The good news is that you don’t need an enormous dataset to get started. As little as 20 examples can already provide meaningful results with the DSPy optimizers, thanks to their intelligent use of LLM capabilities.
Creating and Managing Datasets (0:50)
If you already use LangWatch for monitoring, you can import the production data generated by your LLMs as a dataset, otherwise, you can also create or import a new dataset on optimization studio directly.

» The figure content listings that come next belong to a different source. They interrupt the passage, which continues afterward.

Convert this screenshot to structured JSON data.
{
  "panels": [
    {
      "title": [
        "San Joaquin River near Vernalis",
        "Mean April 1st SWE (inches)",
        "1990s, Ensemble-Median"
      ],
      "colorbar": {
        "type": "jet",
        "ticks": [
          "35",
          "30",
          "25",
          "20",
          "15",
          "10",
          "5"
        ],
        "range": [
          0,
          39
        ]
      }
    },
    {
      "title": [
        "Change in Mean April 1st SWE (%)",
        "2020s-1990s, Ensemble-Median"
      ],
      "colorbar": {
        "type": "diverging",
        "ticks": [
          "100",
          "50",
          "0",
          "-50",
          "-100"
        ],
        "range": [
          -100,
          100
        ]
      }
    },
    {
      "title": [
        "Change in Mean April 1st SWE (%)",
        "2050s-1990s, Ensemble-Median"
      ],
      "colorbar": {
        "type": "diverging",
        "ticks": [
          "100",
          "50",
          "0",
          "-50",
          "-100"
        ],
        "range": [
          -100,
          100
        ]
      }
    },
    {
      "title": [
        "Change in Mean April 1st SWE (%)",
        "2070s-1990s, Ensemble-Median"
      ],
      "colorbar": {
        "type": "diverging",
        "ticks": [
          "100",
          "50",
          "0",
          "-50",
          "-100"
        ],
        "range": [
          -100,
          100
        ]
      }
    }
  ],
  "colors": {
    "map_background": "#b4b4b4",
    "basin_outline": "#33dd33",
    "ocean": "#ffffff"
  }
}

Creating and Editing Datasets
Access the dataset editor by double-clicking on the dataset in the node or sidebar, this provides a spreadsheet-like interface where you can:
- Add new records manually or modify existing entries
- Add or remove columns
- Make real-time changes to experiment on your workflow
- Collaborate with team members and domain experts
Importing Existing Data (1:45)
If you already have data in CSV format, you can easily import it:
- Use the upload CSV option
- Configure column types and formats
- Add additional columns as needed
- Save and immediately use in your workflows
Dataset Configuration (2:23)
Manual Test Entry Settings
The “manual test entry” setting controls which data point is used during manual execution:
- “Random” (default): Picks a different entry each time you run
- “First Entry”: Always uses the same entry for consistent testing
- This setting only affects manual testing, not full evaluations
Dataset Splitting (2:52)
One of the most important aspects of working with datasets is how they’re split for optimization and testing:
Default 80-20 Split
- Optimization Set (80%): Used for training and improving your LLM pipeline
- Test Set (20%): Reserved for validation to ensure your optimizations generalize well
You can adjust this split based on your needs:
- Use fixed numbers instead of percentages
- Modify the split ratio for different use cases
- Balance between optimization data and test data
Shuffle Seed Configuration (3:51)
The shuffle seed is crucial for maintaining consistent, unbiased testing:
- Prevents dataset ordering bias
- Ensures consistent splitting across runs
- Can be modified to test resilience to different data arrangements
- The default 42 seed can be changed to any number for randomization
Evaluation Basics (4:56)
While detailed evaluation is covered in later tutorials, the basic workflow involves:
- Clicking the Evaluate button
- Documenting changes made to your pipeline
- Selecting which dataset partition to evaluate against
- Adding necessary LLM API keys
The evaluation panel provides:
- Total entries processed
- Average cost per entry
- Total runtime
- Overall experiment costs
This foundation in dataset management sets you up for evaluating the quality and running automated optimizations, which are covered in subsequent tutorials.